In a career spanning 24 years, Shalini has lived her life encouraging people to understand and appreciate their differences, invest in personal and professional growth, and give back to the community. YS caught up with the software veteran to know more about her milestones, learnings, and life hacks under its ‘I am the future’ series that spotlights dynamic and successful women leaders at Infosys.

When life is your teacher

Shalini was 19 when she lost her father to an accident. What followed was a barrage of unsolicited advice that she should give up studying engineering and get married. Her mother and mother’s sister stood by Shalini, encouraging her to follow her aspirations.

Shalini also recalls feeling “left out” when she moved to the US because most of her team members were young, unmarried men who didn’t think she could be a part of the ‘gang’. And today, she fondly recalls when she went on a river rafting adventure with seven boys and had the time of her life.

Such life experiences cemented Shalini’s commitment to diversity, developed her an inclusive outlook, and fostered her to strive for wholesome impact and growth.

Calling herself a “curious, eager, and gregarious person”, Shalini speaks about the role her childhood and early experiences played in making her an avid storyteller and a champion for women in technology.

Landing her “dream job”

As an inquisitive child, Shalini speaks about her constant urge to challenge herself, stepping out of her comfort zone, and exploring new things.

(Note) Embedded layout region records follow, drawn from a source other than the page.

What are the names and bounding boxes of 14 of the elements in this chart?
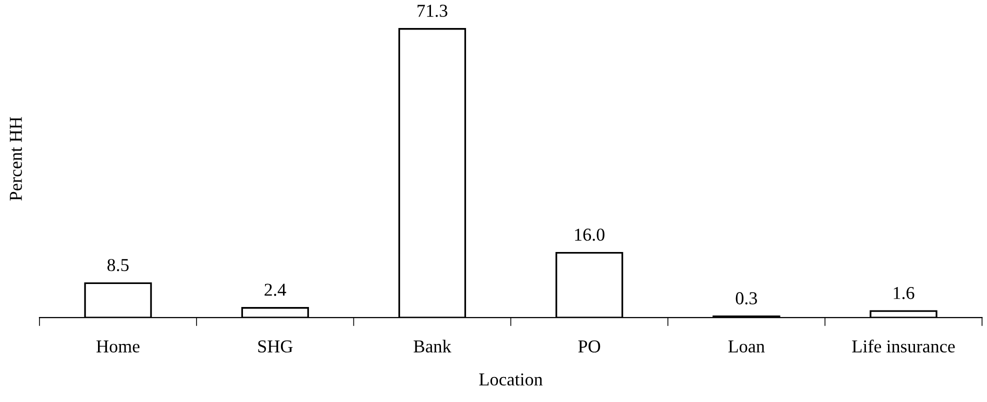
y-axis-title: Percent HH [10,116,22,201]
data-label: 1.6 [894,286,914,300]
x-tick-label: PO [578,340,600,353]
x-tick-label: Loan [728,340,765,353]
data-label: 2.4 [264,284,286,296]
x-tick-label: Home [96,340,140,353]
x-axis-title: Location [479,373,543,386]
x-tick-label: Bank [414,340,452,353]
data-label: 0.3 [736,292,757,304]
x-tick-label: Life insurance [852,340,955,353]
data-label: 71.3 [418,4,448,17]
x-tick-label: SHG [258,340,293,353]
data-label: 16.0 [575,228,604,241]
data-label: 8.5 [107,258,129,272]
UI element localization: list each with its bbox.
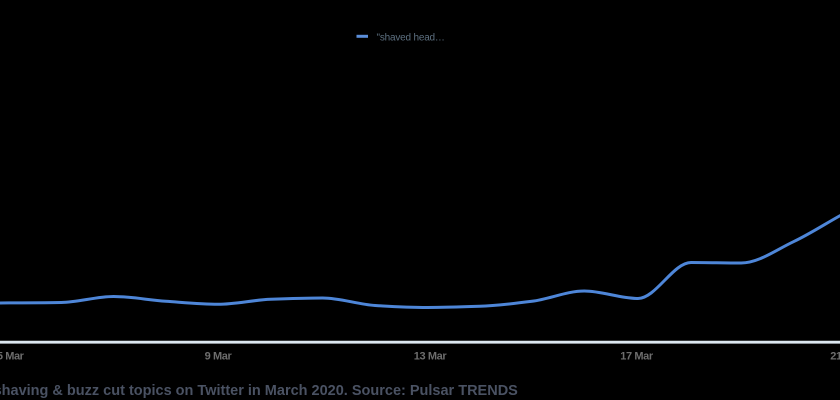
svg-text:5 Mar: 5 Mar [0,351,25,363]
svg-text:13 Mar: 13 Mar [414,351,448,363]
svg-text:21 Mar: 21 Mar [830,351,840,363]
svg-text:17 Mar: 17 Mar [620,351,654,363]
svg-text:"shaved head…: "shaved head… [377,32,445,43]
svg-text:Head shaving & buzz cut topics: Head shaving & buzz cut topics on Twitte… [0,383,518,399]
svg-text:9 Mar: 9 Mar [205,351,233,363]
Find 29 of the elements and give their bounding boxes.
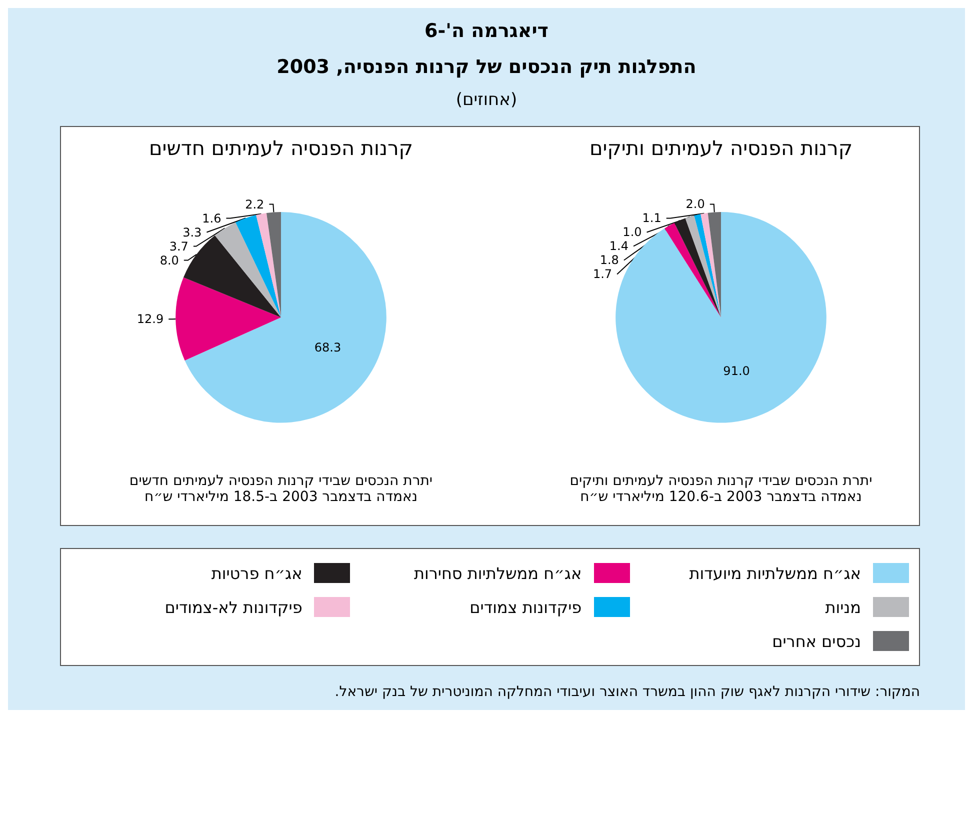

Shalini got into Infosys when her younger sister stumbled upon a newspaper job advertisement. Starting as a software engineer, she worked with Infosys for eight years before moving on to organisations such as Accenture and Caspian, only to come back to infosys in September 2020.

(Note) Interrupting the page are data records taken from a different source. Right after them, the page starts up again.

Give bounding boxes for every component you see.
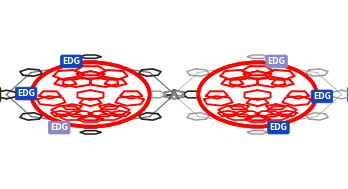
Text: EDG: EDG (17, 89, 35, 98)
Circle shape (198, 62, 317, 127)
Text: EDG: EDG (269, 123, 287, 132)
Text: EDG: EDG (313, 92, 331, 101)
Text: EDG: EDG (62, 57, 80, 66)
Text: EDG: EDG (50, 123, 68, 132)
Circle shape (31, 62, 150, 127)
Text: EDG: EDG (268, 57, 286, 66)
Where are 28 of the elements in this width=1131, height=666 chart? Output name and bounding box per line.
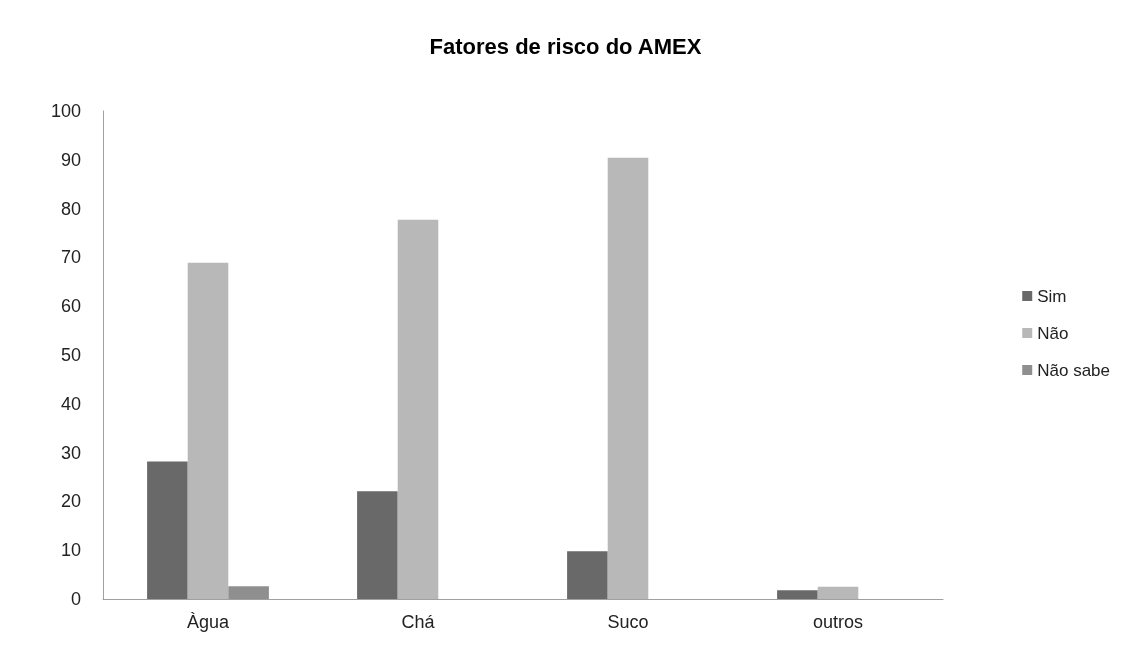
legend-label: Sim (1037, 286, 1067, 306)
chart-title: Fatores de risco do AMEX (429, 33, 702, 59)
bar (357, 491, 398, 599)
bar (567, 551, 608, 599)
bar (147, 461, 188, 599)
y-tick-label: 100 (50, 101, 81, 121)
y-tick-label: 20 (60, 491, 81, 512)
y-tick-label: 80 (60, 198, 81, 219)
bar (187, 262, 229, 599)
y-tick-label: 10 (60, 540, 81, 561)
y-tick-label: 30 (60, 442, 81, 463)
y-tick-label: 60 (60, 296, 81, 317)
x-tick-label: Suco (607, 612, 649, 632)
bar (777, 590, 818, 599)
bar (817, 586, 859, 599)
x-tick-label: Àgua (186, 612, 230, 632)
x-tick-label: Chá (401, 612, 436, 632)
legend-label: Não sabe (1037, 360, 1111, 380)
bar (228, 586, 269, 599)
y-tick-label: 70 (60, 247, 81, 268)
bar (607, 157, 649, 599)
bar (397, 219, 439, 599)
y-tick-label: 50 (60, 345, 81, 365)
y-tick-label: 0 (70, 589, 81, 609)
x-tick-label: outros (812, 612, 864, 632)
legend-label: Não (1037, 323, 1069, 343)
y-tick-label: 90 (60, 149, 81, 170)
y-tick-label: 40 (60, 393, 81, 414)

“The last 18 months have been superbly engaging and exciting. I lead business strategy, and I am responsible for innovation and growing the consulting practice,” she says.

Today, Shalini boasts of a successful career spanning over two decades, and her work traverses the terrain of leading-edge technologies like automation, digital architecture, artificial intelligence, security, cloud, and transformation management.

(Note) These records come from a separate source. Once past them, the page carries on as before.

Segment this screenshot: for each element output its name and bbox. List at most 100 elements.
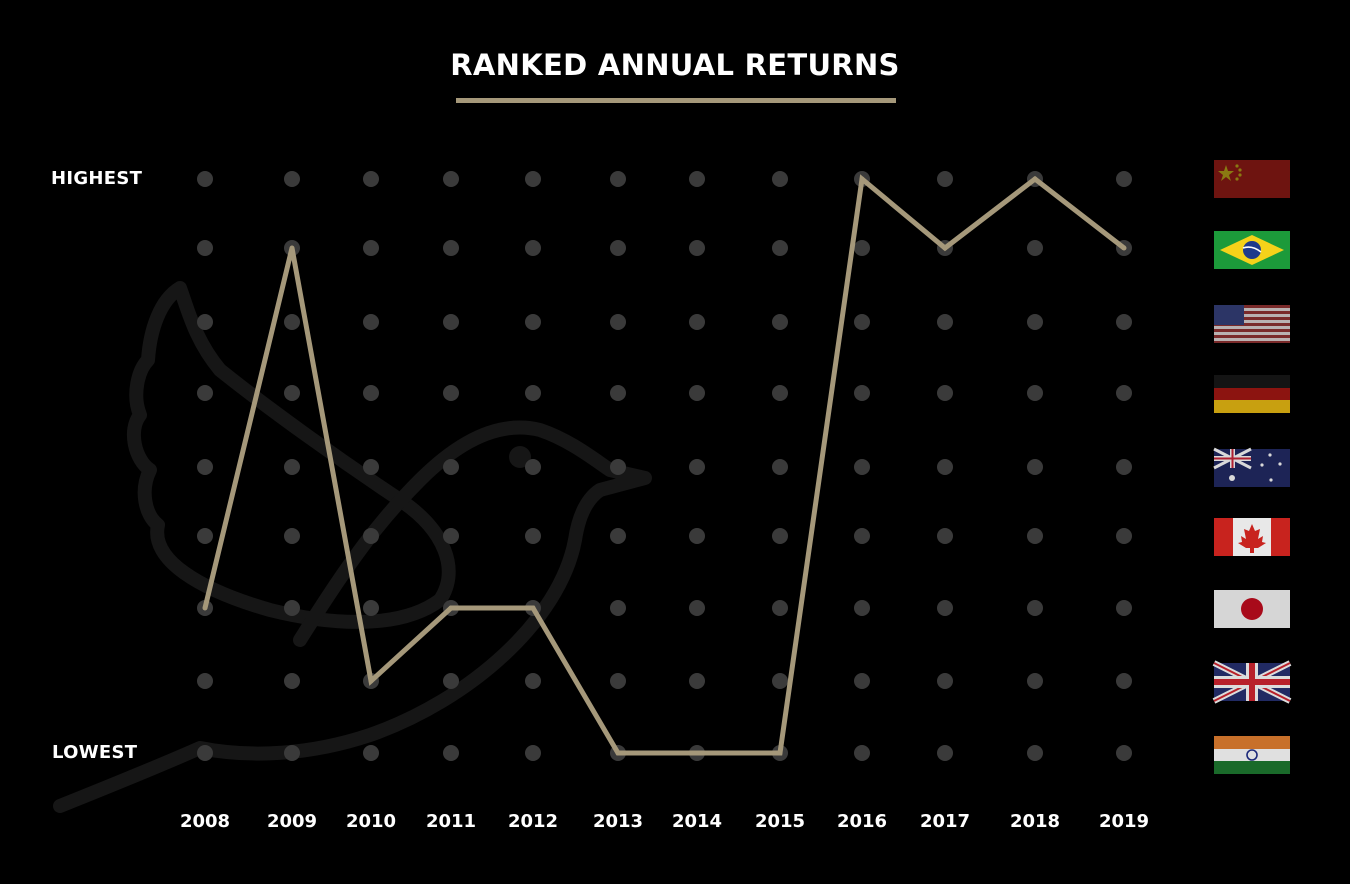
grid-dot	[363, 600, 379, 616]
x-tick-label-2009: 2009	[267, 811, 317, 832]
grid-dot	[854, 459, 870, 475]
grid-dot	[443, 745, 459, 761]
grid-dot	[363, 314, 379, 330]
lowest-label: LOWEST	[52, 742, 138, 763]
data-point-2011	[448, 605, 454, 611]
data-point-2008	[202, 605, 208, 611]
chart-title-wrap: RANKED ANNUAL RETURNS	[0, 48, 1350, 82]
grid-dot	[1027, 600, 1043, 616]
grid-dot	[443, 240, 459, 256]
grid-dot	[610, 171, 626, 187]
grid-dot	[1027, 314, 1043, 330]
grid-dot	[284, 673, 300, 689]
grid-dot	[525, 528, 541, 544]
grid-dot	[937, 385, 953, 401]
grid-dot	[1027, 528, 1043, 544]
grid-dot	[854, 240, 870, 256]
grid-dot	[854, 745, 870, 761]
data-point-2009	[289, 245, 295, 251]
grid-dot	[363, 240, 379, 256]
grid-dot	[284, 459, 300, 475]
x-tick-label-2012: 2012	[508, 811, 558, 832]
grid-dot	[1027, 673, 1043, 689]
grid-dot	[772, 673, 788, 689]
grid-dot	[854, 528, 870, 544]
x-tick-label-2018: 2018	[1010, 811, 1060, 832]
grid-dot	[854, 600, 870, 616]
grid-dot	[443, 528, 459, 544]
grid-dot	[197, 314, 213, 330]
data-point-2013	[615, 750, 621, 756]
grid-dot	[689, 385, 705, 401]
grid-dot	[937, 745, 953, 761]
grid-dot	[689, 673, 705, 689]
grid-dot	[525, 385, 541, 401]
series-points	[202, 176, 1127, 756]
grid-dot	[854, 385, 870, 401]
data-point-2012	[530, 605, 536, 611]
india-flag-icon	[1214, 736, 1290, 774]
grid-dot	[284, 600, 300, 616]
chart-title: RANKED ANNUAL RETURNS	[450, 48, 900, 82]
brazil-flag-icon	[1214, 231, 1290, 269]
grid-dot	[689, 171, 705, 187]
grid-dot	[610, 385, 626, 401]
grid-dot	[197, 385, 213, 401]
grid-dot	[772, 314, 788, 330]
series-line	[202, 174, 1126, 756]
grid-dot	[525, 459, 541, 475]
grid-dot	[1116, 528, 1132, 544]
grid-dot	[1116, 314, 1132, 330]
china-flag-icon	[1214, 160, 1290, 198]
grid-dot	[610, 240, 626, 256]
title-underline	[456, 98, 896, 103]
grid-dot	[854, 673, 870, 689]
x-tick-label-2010: 2010	[346, 811, 396, 832]
grid-dot	[689, 314, 705, 330]
grid-dot	[363, 459, 379, 475]
grid-dot	[1027, 745, 1043, 761]
x-tick-label-2014: 2014	[672, 811, 722, 832]
grid-dot	[197, 673, 213, 689]
japan-flag-icon	[1214, 590, 1290, 628]
grid-dot	[525, 240, 541, 256]
grid-dot	[1116, 385, 1132, 401]
grid-dot	[197, 745, 213, 761]
germany-flag-icon	[1214, 375, 1290, 413]
grid-dot	[284, 528, 300, 544]
grid-dot	[610, 673, 626, 689]
grid-dot	[1116, 745, 1132, 761]
grid-dot	[937, 528, 953, 544]
x-tick-label-2008: 2008	[180, 811, 230, 832]
data-point-2010	[368, 678, 374, 684]
usa-flag-icon	[1214, 305, 1290, 343]
dot-grid	[197, 171, 1132, 761]
grid-dot	[689, 528, 705, 544]
highest-label: HIGHEST	[51, 168, 143, 189]
grid-dot	[197, 459, 213, 475]
grid-dot	[197, 171, 213, 187]
grid-dot	[525, 171, 541, 187]
data-point-2017	[942, 245, 948, 251]
grid-dot	[937, 459, 953, 475]
x-tick-label-2013: 2013	[593, 811, 643, 832]
x-tick-label-2017: 2017	[920, 811, 970, 832]
australia-flag-icon	[1213, 447, 1290, 487]
grid-dot	[525, 673, 541, 689]
bird-eye-icon	[509, 446, 531, 468]
grid-dot	[937, 314, 953, 330]
grid-dot	[525, 314, 541, 330]
grid-dot	[525, 745, 541, 761]
data-point-2016	[859, 176, 865, 182]
uk-flag-icon	[1212, 660, 1292, 704]
grid-dot	[363, 171, 379, 187]
grid-dot	[854, 314, 870, 330]
grid-dot	[772, 385, 788, 401]
grid-dot	[1116, 459, 1132, 475]
grid-dot	[610, 528, 626, 544]
x-tick-label-2011: 2011	[426, 811, 476, 832]
grid-dot	[1027, 240, 1043, 256]
grid-dot	[363, 385, 379, 401]
x-tick-label-2015: 2015	[755, 811, 805, 832]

Mentoring the next generation of techies

Shalini believes that grabbing opportunities is the key to success.

“I tell everybody that when you get that opportunity, take it up, because sometimes, women judge themselves too harshly. We think we have to be picture-perfect before we take up a role, as opposed to some of our peers who would learn it on the job. Also, ask for help, it doesn’t make you vulnerable or weak,” she shares.

Shalini is also vocal about the necessity of defining your own success. Citing an interesting example, she explains how she draws a pie chart of her happiness, that outlines everything right from her professional growth to personal investments. This “happiness pie chart” gives her a more holistic view of elements that are crucial for her joy and contentment.

“My pie chart of happiness and definition of success does not fall in any one category. So my advice would be to define your own success, your biggest competition is you, strive to be a better version of yourself … and feed your strengths,” Shalini tells YS.

Giving back to the community

Shalini often teaches underserved kids in rural communities and helps them become future-ready by making them aware of various life skills. Additionally, she also volunteers for to inspire and guide women in technology.

She believes that these experiences have made her humble, and more grateful about all the opportunities that have come her way.

Before signing off, Shalini talks about the importance of taking charge, and mentoring other women, and pushing them to walk through the door. “It is the responsibility of privileged women in leadership roles to understand that it is not enough to only be a mentor, you also have to be a sponsor who can build the brand,” she says, adding that well-intentioned men who are experts in their field, must also be allies.